SSHCluster - Start a different number of workers on each host, programmatically

The worker_options param of SSHCluster includes a property “n_workers”, however, when set, this starts the same number of workers on each host. This assumes that all the nodes within the cluster share the same resources, which is not always the case.

I envisage using a custom config file that instructs Dask to start a different number of workers on each node (and potentially other settings that would also be different for different hosts). I looked at the documentation, but could not find a way. Is there a programmatic way to do this?

I don’t think this is possible on the current SSHCluster implementation.

The best workaround I can think of, if your nodes ressources are not too different, is to just put several times the same host in the hosts list according to its resources.

But if you look a the SSHCluster source code, I think it wouldn’t be hard to craft a Pull Request to add the possibility to give worker_options as a list, specifying a different set of options for each host.
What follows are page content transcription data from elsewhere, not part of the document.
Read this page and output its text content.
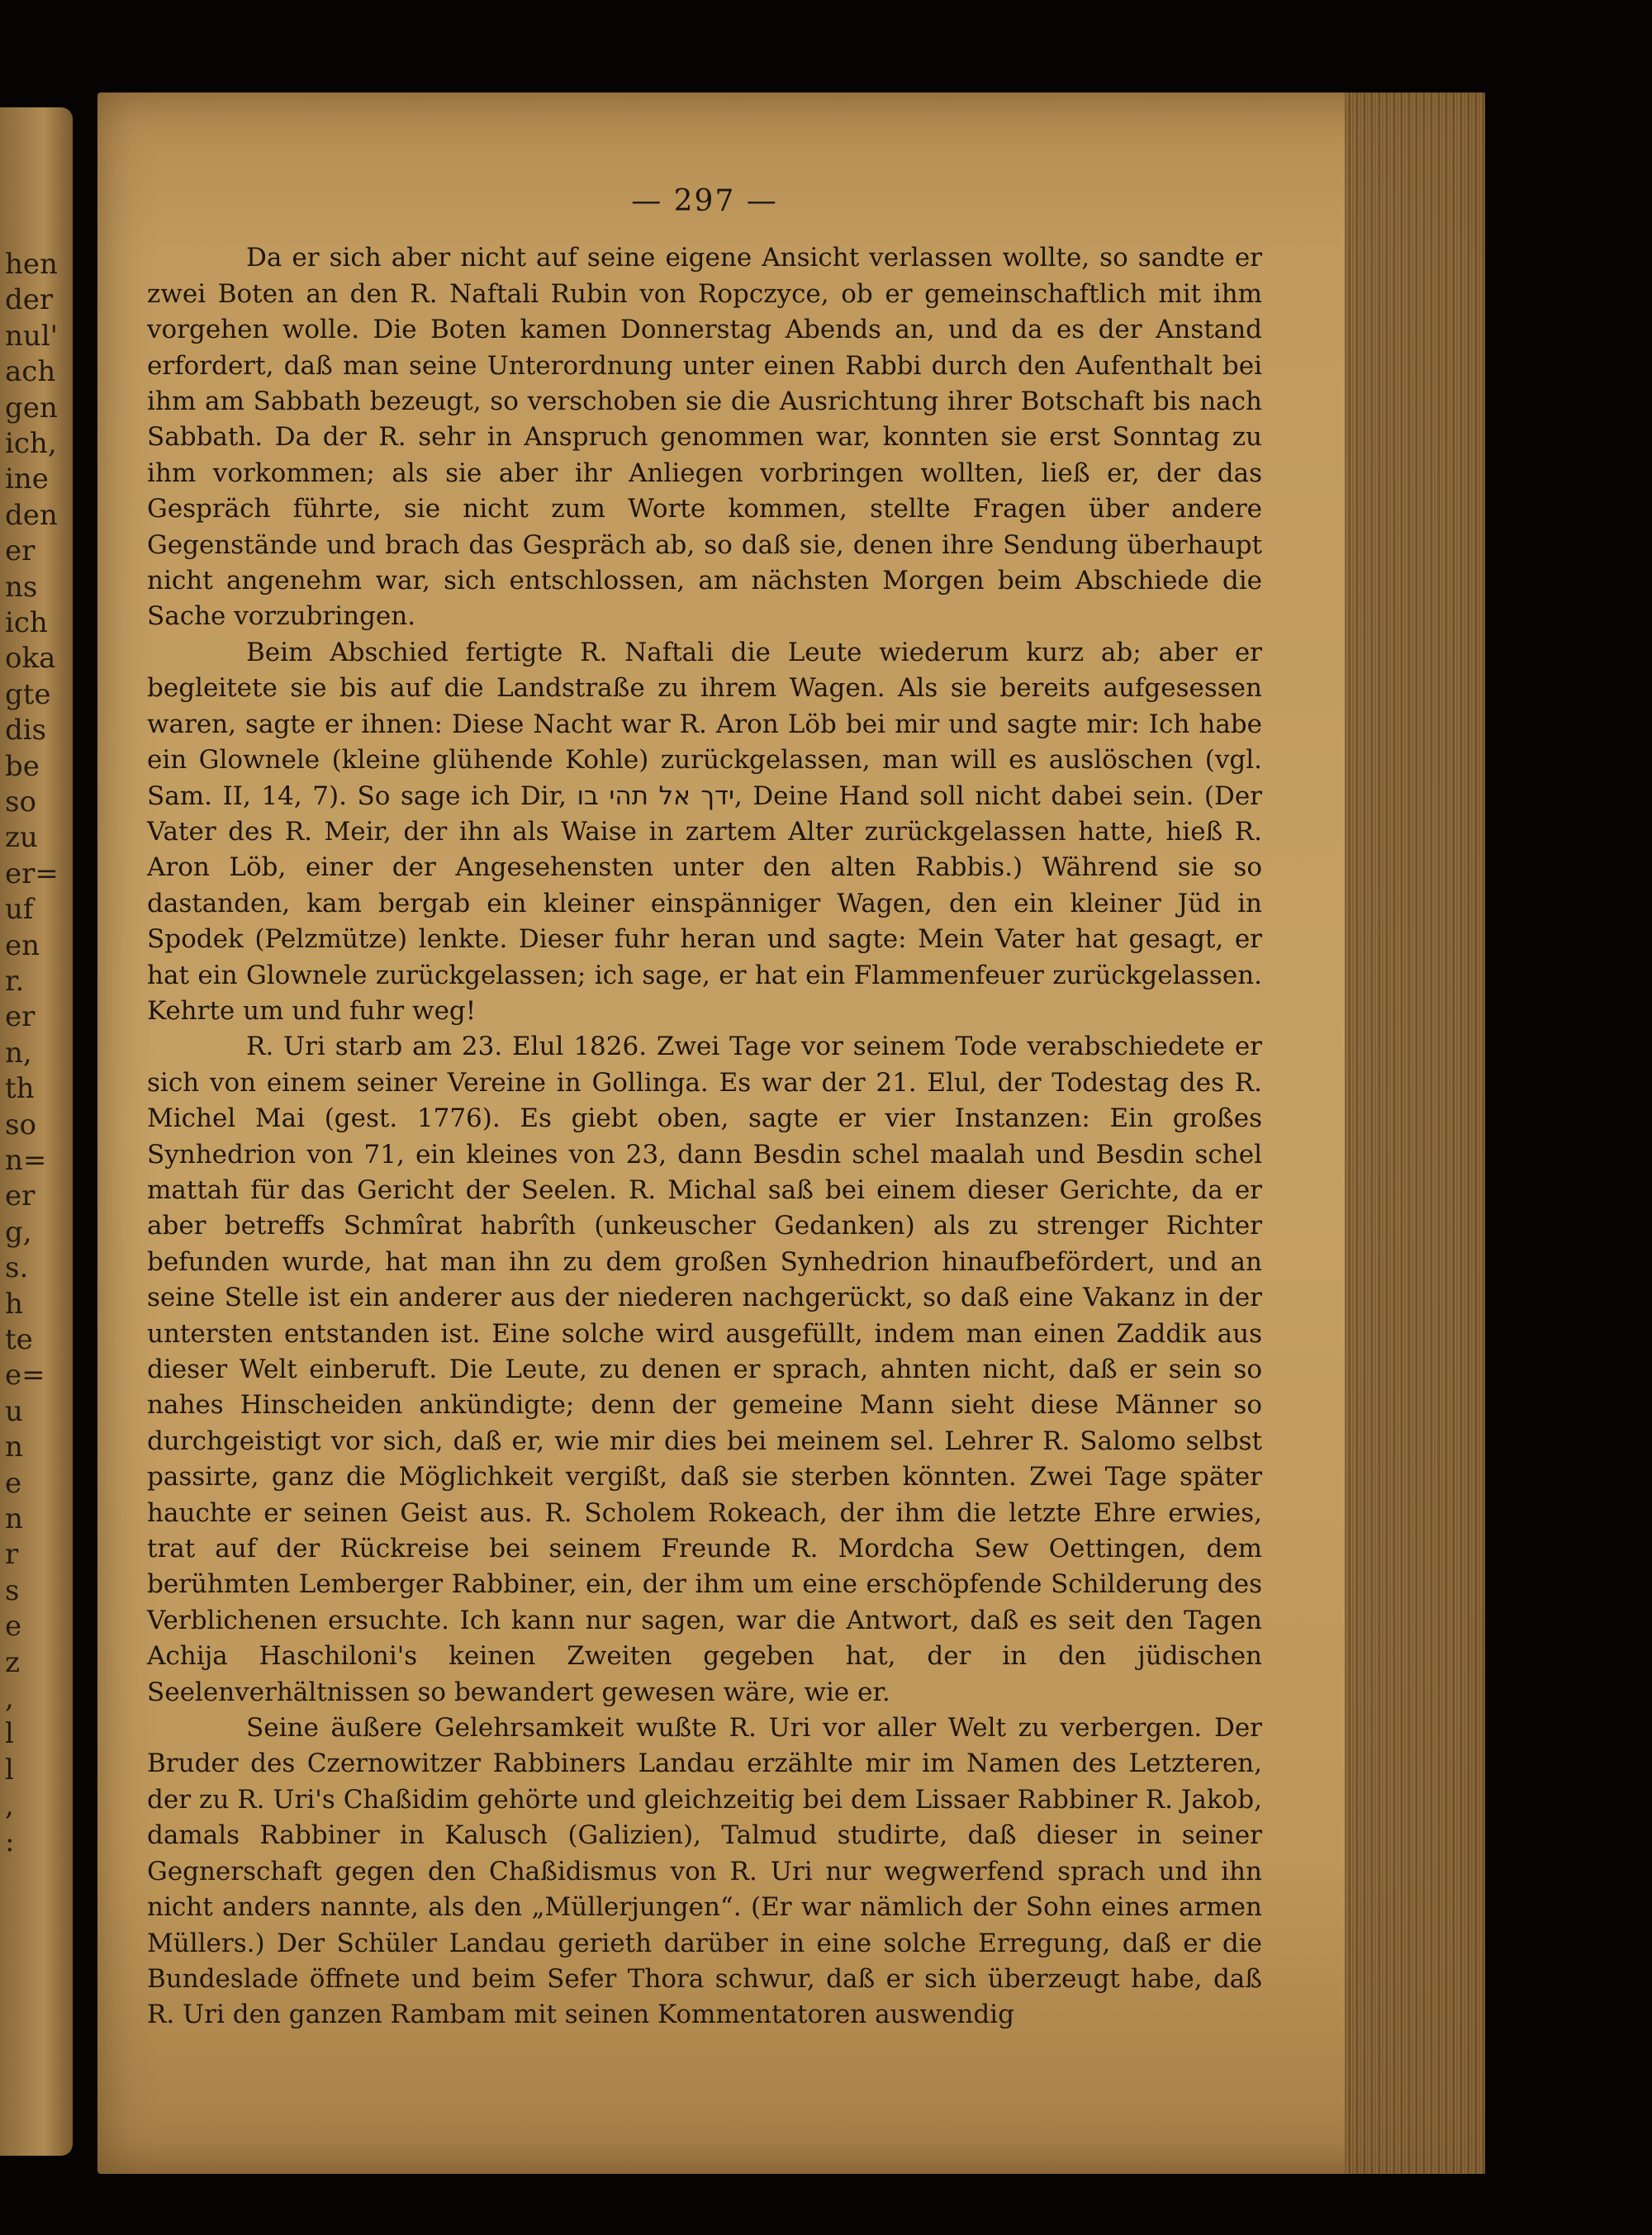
hen
der
nul'
ach
gen
ich,
ine
den
er
ns
ich
oka
gte
dis
be
so
zu
er=
uf
en
r.
er
n,
th
so
n=
er
g,
s.
h
te
e=
u
n
e
n
r
s
e
z
,
l
l
,
:
— 297 —

Da er sich aber nicht auf seine eigene Ansicht verlassen wollte, so sandte er zwei Boten an den R. Naftali Rubin von Ropczyce, ob er gemeinschaftlich mit ihm vorgehen wolle. Die Boten kamen Donnerstag Abends an, und da es der Anstand erfordert, daß man seine Unterordnung unter einen Rabbi durch den Aufenthalt bei ihm am Sabbath bezeugt, so verschoben sie die Ausrichtung ihrer Botschaft bis nach Sabbath. Da der R. sehr in Anspruch genommen war, konnten sie erst Sonntag zu ihm vorkommen; als sie aber ihr Anliegen vorbringen wollten, ließ er, der das Gespräch führte, sie nicht zum Worte kommen, stellte Fragen über andere Gegenstände und brach das Gespräch ab, so daß sie, denen ihre Sendung überhaupt nicht angenehm war, sich entschlossen, am nächsten Morgen beim Abschiede die Sache vorzubringen.

Beim Abschied fertigte R. Naftali die Leute wiederum kurz ab; aber er begleitete sie bis auf die Landstraße zu ihrem Wagen. Als sie bereits aufgesessen waren, sagte er ihnen: Diese Nacht war R. Aron Löb bei mir und sagte mir: Ich habe ein Glownele (kleine glühende Kohle) zurückgelassen, man will es auslöschen (vgl. Sam. II, 14, 7). So sage ich Dir, ידך אל תהי בו, Deine Hand soll nicht dabei sein. (Der Vater des R. Meir, der ihn als Waise in zartem Alter zurückgelassen hatte, hieß R. Aron Löb, einer der Angesehensten unter den alten Rabbis.) Während sie so dastanden, kam bergab ein kleiner einspänniger Wagen, den ein kleiner Jüd in Spodek (Pelzmütze) lenkte. Dieser fuhr heran und sagte: Mein Vater hat gesagt, er hat ein Glownele zurückgelassen; ich sage, er hat ein Flammenfeuer zurückgelassen. Kehrte um und fuhr weg!

R. Uri starb am 23. Elul 1826. Zwei Tage vor seinem Tode verabschiedete er sich von einem seiner Vereine in Gollinga. Es war der 21. Elul, der Todestag des R. Michel Mai (gest. 1776). Es giebt oben, sagte er vier Instanzen: Ein großes Synhedrion von 71, ein kleines von 23, dann Besdin schel maalah und Besdin schel mattah für das Gericht der Seelen. R. Michal saß bei einem dieser Gerichte, da er aber betreffs Schmîrat habrîth (unkeuscher Gedanken) als zu strenger Richter befunden wurde, hat man ihn zu dem großen Synhedrion hinaufbefördert, und an seine Stelle ist ein anderer aus der niederen nachgerückt, so daß eine Vakanz in der untersten entstanden ist. Eine solche wird ausgefüllt, indem man einen Zaddik aus dieser Welt einberuft. Die Leute, zu denen er sprach, ahnten nicht, daß er sein so nahes Hinscheiden ankündigte; denn der gemeine Mann sieht diese Männer so durchgeistigt vor sich, daß er, wie mir dies bei meinem sel. Lehrer R. Salomo selbst passirte, ganz die Möglichkeit vergißt, daß sie sterben könnten. Zwei Tage später hauchte er seinen Geist aus. R. Scholem Rokeach, der ihm die letzte Ehre erwies, trat auf der Rückreise bei seinem Freunde R. Mordcha Sew Oettingen, dem berühmten Lemberger Rabbiner, ein, der ihm um eine erschöpfende Schilderung des Verblichenen ersuchte. Ich kann nur sagen, war die Antwort, daß es seit den Tagen Achija Haschiloni's keinen Zweiten gegeben hat, der in den jüdischen Seelenverhältnissen so bewandert gewesen wäre, wie er.

Seine äußere Gelehrsamkeit wußte R. Uri vor aller Welt zu verbergen. Der Bruder des Czernowitzer Rabbiners Landau erzählte mir im Namen des Letzteren, der zu R. Uri's Chaßidim gehörte und gleichzeitig bei dem Lissaer Rabbiner R. Jakob, damals Rabbiner in Kalusch (Galizien), Talmud studirte, daß dieser in seiner Gegnerschaft gegen den Chaßidismus von R. Uri nur wegwerfend sprach und ihn nicht anders nannte, als den „Müllerjungen“. (Er war nämlich der Sohn eines armen Müllers.) Der Schüler Landau gerieth darüber in eine solche Erregung, daß er die Bundeslade öffnete und beim Sefer Thora schwur, daß er sich überzeugt habe, daß R. Uri den ganzen Rambam mit seinen Kommentatoren auswendig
@guillaumeeb is absolutely right, we support passing a list for many things in SSHCluster, but if it’s missing for worker_options then please open an issue on GitHub. Contributions are very welcome too!

1 Like

hi guys, thank you both for clarifying. @guillaumeeb 's approach of including the host several times in the hosts list, seems to work. What difference does it make if the resources in the nodes are different? Am I right to say that as long as we don’t need different specifications for each worker process, such as “nthreads” or “memory_limit”, setting “n_workers” as 1 and including the IP address of the node for as many times as we need worker processes (in the hosts list), would be enough? Dask seems to take care of the rest.

Precisely! If your nodes have the same ratio of memory per core, then in most case this should be sufficient!